Database Administrator – The introduction of PaaS services as our main components change this role dramatically, but they remain a core member of the business intelligence team. The common DBA tasks of security management, capacity and growth planning, performance optimisation and system monitoring are all very much a part of day-to-day life. Certain tasks such as backup & recovery are taken away as services Microsoft provide but the additional skills needed to manage performance on these new technologies are critical. Data Lakes produce large amounts of output as a by-product of running jobs and queries, these need to be cleaned and maintained over time. Access levels to different areas of the lakes will be a growing concern as our lake models mature. Finally, the tuning of high-performance queries, whether in U-SQL or Azure DW now require a whole new set of skills to analyse and optimise. PowerShell, a traditional tool of the DBA, becomes hugely powerful within Azure as it is the key to managing system automation – scaling systems up, down, on and off requires a reasonable grasp of PowerShell if you want to get the most out of your systems.
BI Analyst – Somewhere in between our Data Scientists, Developers and Consumers, we have our BI Analysts. Whereas previously they may have been expert cube users, building reports and dashboards for end users to consume using the BI systems provisioned, they now have far more autonomy. PowerBI and other reporting technologies, whilst being touted as the silver-bullet for all self-service reporting needs, can deliver far more when in the hands of an experienced reporting analyst. Essentially, the analyst still acts as the champion of these tools, pushing data exploitation and exposure, except they now have the ability to deliver far more powerful systems than before.

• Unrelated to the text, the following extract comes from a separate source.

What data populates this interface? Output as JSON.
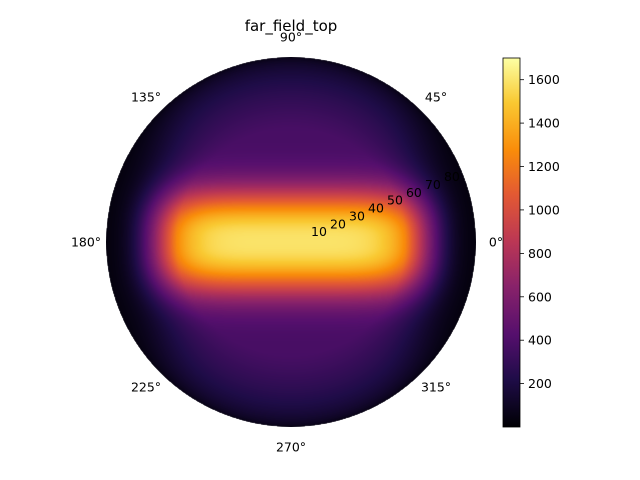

Data Consumer – The business user is, by far, the beneficiary of these tools and systems. With a flexible, scalable architecture defined, as well as different streams of data management and exploitation, there will be many benefits for those who need to gain insight and understanding from the company’s various data sources. The data models supporting self-service tools will benefit from faster performance and can include data sets that were previously size-prohibitive, giving the data consumers instant access to wider models. If the datasets are too complex or new to be exposed, they can contact specialists such as the BI Analyst or Data Scientist to investigate the data on their behalf. These manual-analysis tasks, because the architecture is built and designed to support them, should be more maintainable for a BI team to provide as an ongoing service.
In many ways, things aren’t changing that much – we still need this mix of people in our BI team in order to succeed. But as always, technology is moving on and people must be willing to move along with it. Many of the design patterns and techniques we’ve developed over the past years may no longer apply as new technology emerges to disrupt the status quo. These new technologies and approaches bring with them new challenges, but the lessons of the past are essential in making the most of the technology of the future.
The people who will be thriving in this new environment are those who are willing to challenge previous assumptions, and those who can see the new opportunities presented by the changing landscapes – both in terms of delivering value quicker and more efficiently, and finding value where previously there was none.